In order to put together such a map, we had to cobble together data from several different sources. The Association of Mediterranean Cruise Ports keeps passenger data from all ports on the Mediterranean Sea. Wikipedia’s list of busiest cruise ports by passengers is not entirely reliable, but it contains links to separate files with the data for the NAFTA countries and for the Caribbean countries. Cruise Baltic has data for most ports that border the Baltic Sea. In addition, we filled in missing data by Googling separately for such ports as Hamburg and Southampton.

We were not able to find reliable enough passenger data from anywhere in Asia, so we omitted that continent from this map entirely. Cruising is rapidly gaining in popularity in East Asia, which makes it every more difficult to rely on data that is available on the internet. According to one report, the total number of passenger calls at Asian cruise ports increased a staggering 55% from 2015 to 2016. Consequently, whereas we might be able to mix and match European and North American data sets from similar years, that wouldn’t work for Asia.

On our map, the largest red dots indicate ports that serve more than 4 million passengers each year. The orange dots indicate ports with more than 3 million passengers, the yellow dots ports with more than 2 million passengers, the green dots ports with more than 1 million passengers, and the blue dots ports with more than 500,000 passengers.

As you can see, Florida is the center of the cruise world. The three biggest ports are the Port of Miami (4,980,000 passengers per year), Port Canaveral (4,248,000 passengers per year), and Port Everglades (3,826,000 passengers per year). The overwhelming majority of Caribbean cruises begin and end in Florida.

The busiest cruise port in Europe is that of Barcelona (2,683,000 passengers per year), followed by Civitavecchia (2,340,000 passengers per year) and the Port of the Balearic Islands (1,957,000 passengers per year). Civitavecchia is the port that serves Rome, a common tourist destination.

Currently, the world’s four largest cruise ships all belong to Royal Caribbean.
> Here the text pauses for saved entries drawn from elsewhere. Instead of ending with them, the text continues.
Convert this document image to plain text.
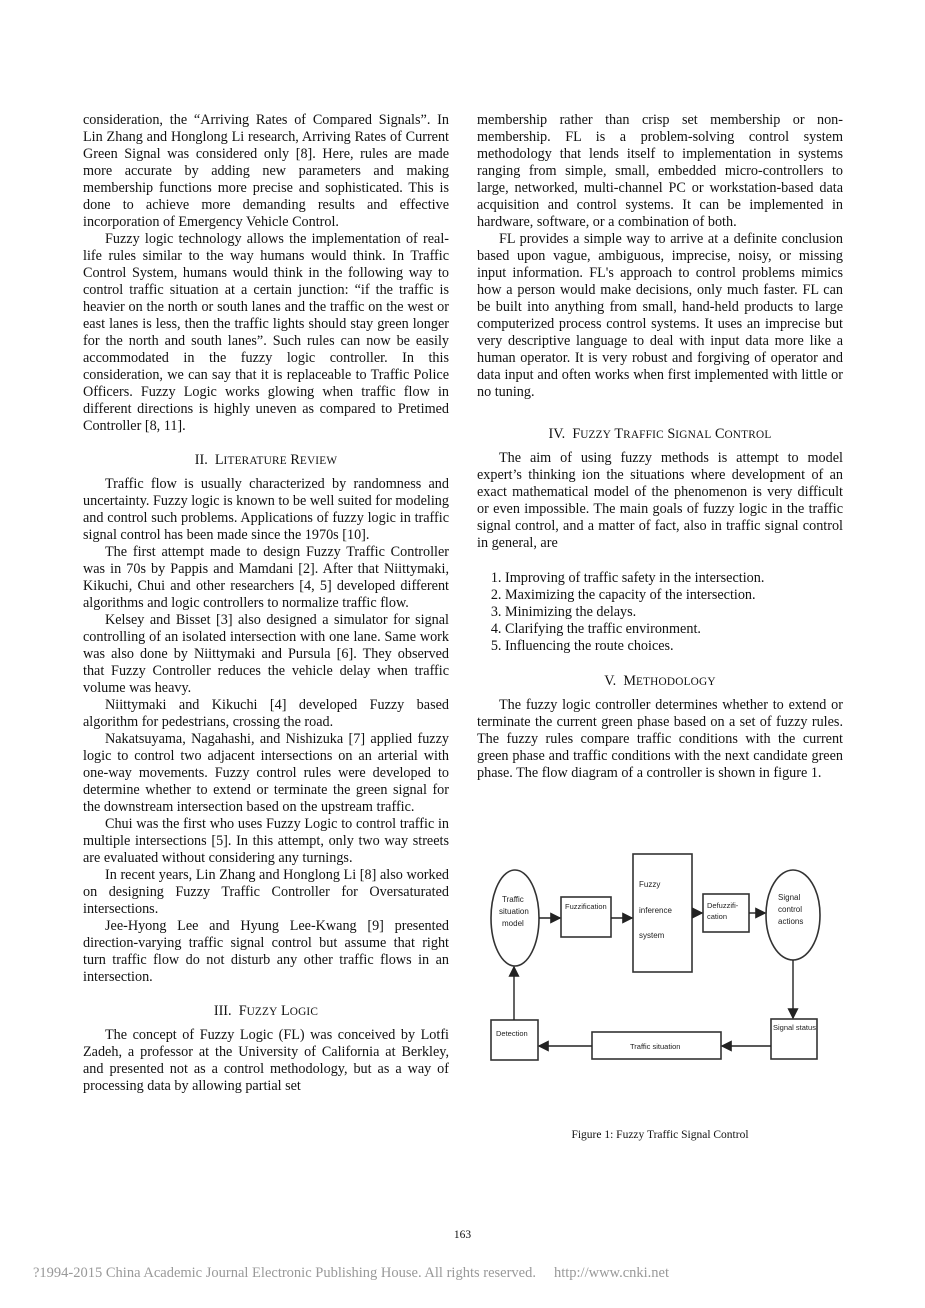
consideration, the “Arriving Rates of Compared Signals”. In Lin Zhang and Honglong Li research, Arriving Rates of Current Green Signal was considered only [8]. Here, rules are made more accurate by adding new parameters and making membership functions more precise and sophisticated. This is done to achieve more demanding results and effective incorporation of Emergency Vehicle Control.

Fuzzy logic technology allows the implementation of real-life rules similar to the way humans would think. In Traffic Control System, humans would think in the following way to control traffic situation at a certain junction: “if the traffic is heavier on the north or south lanes and the traffic on the west or east lanes is less, then the traffic lights should stay green longer for the north and south lanes”. Such rules can now be easily accommodated in the fuzzy logic controller. In this consideration, we can say that it is replaceable to Traffic Police Officers. Fuzzy Logic works glowing when traffic flow in different directions is highly uneven as compared to Pretimed Controller [8, 11].

II. LITERATURE REVIEW

Traffic flow is usually characterized by randomness and uncertainty. Fuzzy logic is known to be well suited for modeling and control such problems. Applications of fuzzy logic in traffic signal control has been made since the 1970s [10].

The first attempt made to design Fuzzy Traffic Controller was in 70s by Pappis and Mamdani [2]. After that Niittymaki, Kikuchi, Chui and other researchers [4, 5] developed different algorithms and logic controllers to normalize traffic flow.

Kelsey and Bisset [3] also designed a simulator for signal controlling of an isolated intersection with one lane. Same work was also done by Niittymaki and Pursula [6]. They observed that Fuzzy Controller reduces the vehicle delay when traffic volume was heavy.

Niittymaki and Kikuchi [4] developed Fuzzy based algorithm for pedestrians, crossing the road.

Nakatsuyama, Nagahashi, and Nishizuka [7] applied fuzzy logic to control two adjacent intersections on an arterial with one-way movements. Fuzzy control rules were developed to determine whether to extend or terminate the green signal for the downstream intersection based on the upstream traffic.

Chui was the first who uses Fuzzy Logic to control traffic in multiple intersections [5]. In this attempt, only two way streets are evaluated without considering any turnings.

In recent years, Lin Zhang and Honglong Li [8] also worked on designing Fuzzy Traffic Controller for Oversaturated intersections.

Jee-Hyong Lee and Hyung Lee-Kwang [9] presented direction-varying traffic signal control but assume that right turn traffic flow do not disturb any other traffic flows in an intersection.

III. FUZZY LOGIC

The concept of Fuzzy Logic (FL) was conceived by Lotfi Zadeh, a professor at the University of California at Berkley, and presented not as a control methodology, but as a way of processing data by allowing partial set

membership rather than crisp set membership or non-membership. FL is a problem-solving control system methodology that lends itself to implementation in systems ranging from simple, small, embedded micro-controllers to large, networked, multi-channel PC or workstation-based data acquisition and control systems. It can be implemented in hardware, software, or a combination of both.

FL provides a simple way to arrive at a definite conclusion based upon vague, ambiguous, imprecise, noisy, or missing input information. FL's approach to control problems mimics how a person would make decisions, only much faster. FL can be built into anything from small, hand-held products to large computerized process control systems. It uses an imprecise but very descriptive language to deal with input data more like a human operator. It is very robust and forgiving of operator and data input and often works when first implemented with little or no tuning.

IV. FUZZY TRAFFIC SIGNAL CONTROL

The aim of using fuzzy methods is attempt to model expert’s thinking ion the situations where development of an exact mathematical model of the phenomenon is very difficult or even impossible. The main goals of fuzzy logic in the traffic signal control, and a matter of fact, also in traffic signal control in general, are

1. Improving of traffic safety in the intersection.
2. Maximizing the capacity of the intersection.
3. Minimizing the delays.
4. Clarifying the traffic environment.
5. Influencing the route choices.
V. METHODOLOGY

The fuzzy logic controller determines whether to extend or terminate the current green phase based on a set of fuzzy rules. The fuzzy rules compare traffic conditions with the current green phase and traffic conditions with the next candidate green phase. The flow diagram of a controller is shown in figure 1.

Traffic
situation
model
Fuzzification
Fuzzy
inference
system
Defuzzifi-
cation
Signal
control
actions
Detection
Traffic situation
Signal status
Figure 1: Fuzzy Traffic Signal Control
163
?1994-2015 China Academic Journal Electronic Publishing House. All rights reserved. http://www.cnki.net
Each has a maximum capacity of over 6,600 passengers. All four of these ships were built in Europe (two in Finland and two in France). Generally, each new ship enters into service in the Mediterranean before crossing the Atlantic. Last month, the Symphony of the Seas set the new record for the world’s largest cruise ship when it made its inaugural voyage. This ship will operate out of Barcelona for the rest of summer 2018. In October, when the weather gets colder and the Mediterranean cruise season slows down, the ship will cross the Atlantic to its permanent home port of—where else?—Miami.